Der Eingangsbereich wird von einer auf einem Löwenthron sitzenden Justitia beherrscht. Ihre Augen sind verbunden. Auf ihrem rechten Knie ruht ein Gesetzbuch, ihre linke Hand ist auf einen fasces (lat.: Rutenbündel) gestützt.

Infolge des unerwartet schnellen Anwachsens der Geschäfte in Zivilsachen wurde es erforderlich, die Erweiterung des Gebäudes in Angriff zu nehmen. Es entstand auf dem Grundstück entlang der Osnabrücker Straße und der neu angelegten Herschelstraße ein zweiter Bauteil. Der im August 1914 beginnende Erste Weltkrieg verzögerte die Bauarbeiten nur kurze Zeit.

Dieser ebenfalls im Stil der Romanik gehaltene Bauteil erhielt eine repräsentativ gestaltete Freitreppe zur Herschelstraße. Vor den Pfeilern, die die Bögen stützen, ruhen zwei Löwen, zwischen deren Pranken jeweils eine Eule ihre Schwingen ausbreitet. Die Figuren stehen ebenfalls für die verantwortungsvolle Aufgabe der Richter, ihre Macht mit Klugheit zu gebrauchen.

In den 30-er Jahren wurden die drei Landgerichte im Rahmen einer Justizreform zu einem Landgericht an dem bereits erwähnten Standort in Mitte zusammengefasst. Am Tegeler Weg waren in der Folgezeit das Arbeitsgericht, danach ein Teil des Bezirksamts Charlottenburg und ein Postamt untergebracht. Nach dem Ende des Zweiten Weltkrieges nahm mit amerikanischer Unterstützung ein als Gegengewicht zu dem von der sowjetischen Besatzungsmacht im Ostteil Berlins eingerichteten Bezirksgericht gebildetes, mit sechs Zivilkammern ausgestattetes Landgericht seine Tätigkeit auf. Es residierte in mehreren Villen in Zehlendorf und wurde vom Berliner Volksmund bald das „Villengericht“ genannt. 1950/51 kehrten die Zivilkammern des Landgerichts an den Tegeler Weg zurück.

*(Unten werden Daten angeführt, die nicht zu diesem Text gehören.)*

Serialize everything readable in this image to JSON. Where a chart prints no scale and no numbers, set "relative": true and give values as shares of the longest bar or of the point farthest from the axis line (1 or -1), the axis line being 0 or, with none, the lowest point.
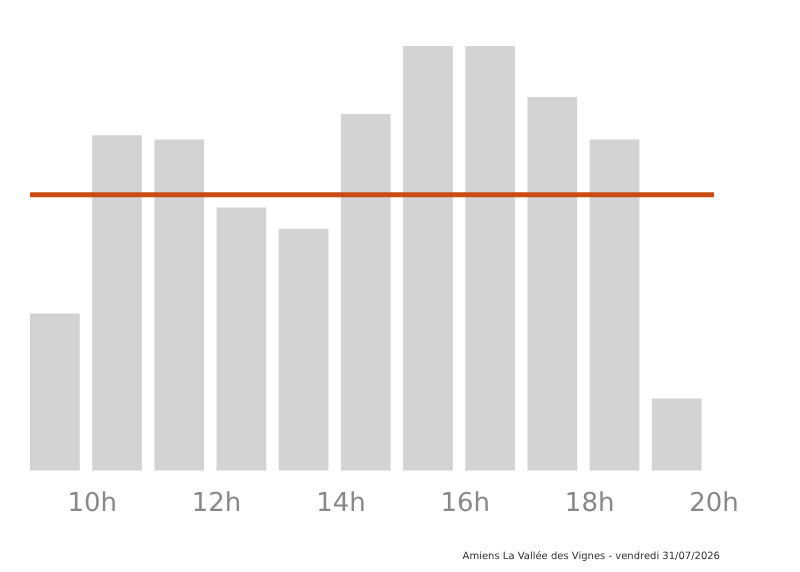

Das weitere Ansteigen des Geschäftsanfalls führte bald zu erneuter Raumnot. 1987 konnte ein am Tegeler Weg in nördlicher Richtung angefügter Erweiterungsbau dem Landgericht übergeben werden. Der architektonischen Herausforderung, ein altes mit einem neuen Gebäude zu verbinden, stellte sich Gerd Rümmler.

Kapitellschmuck Urteil des Königs Salomo
Kapitellschmuck Urteil des Königs Salomo

Von der schmalen Terrasse des Dachgeschosses, das die Kantine beherbergt, genießt man einen großzügigen Ausblick auf das Belvedere im Charlottenburger Schloßpark, den Schloßpark selbst bis hin zu den ehemaligen Radaranlagen auf dem Teufelsberg und zu dem Funkturm.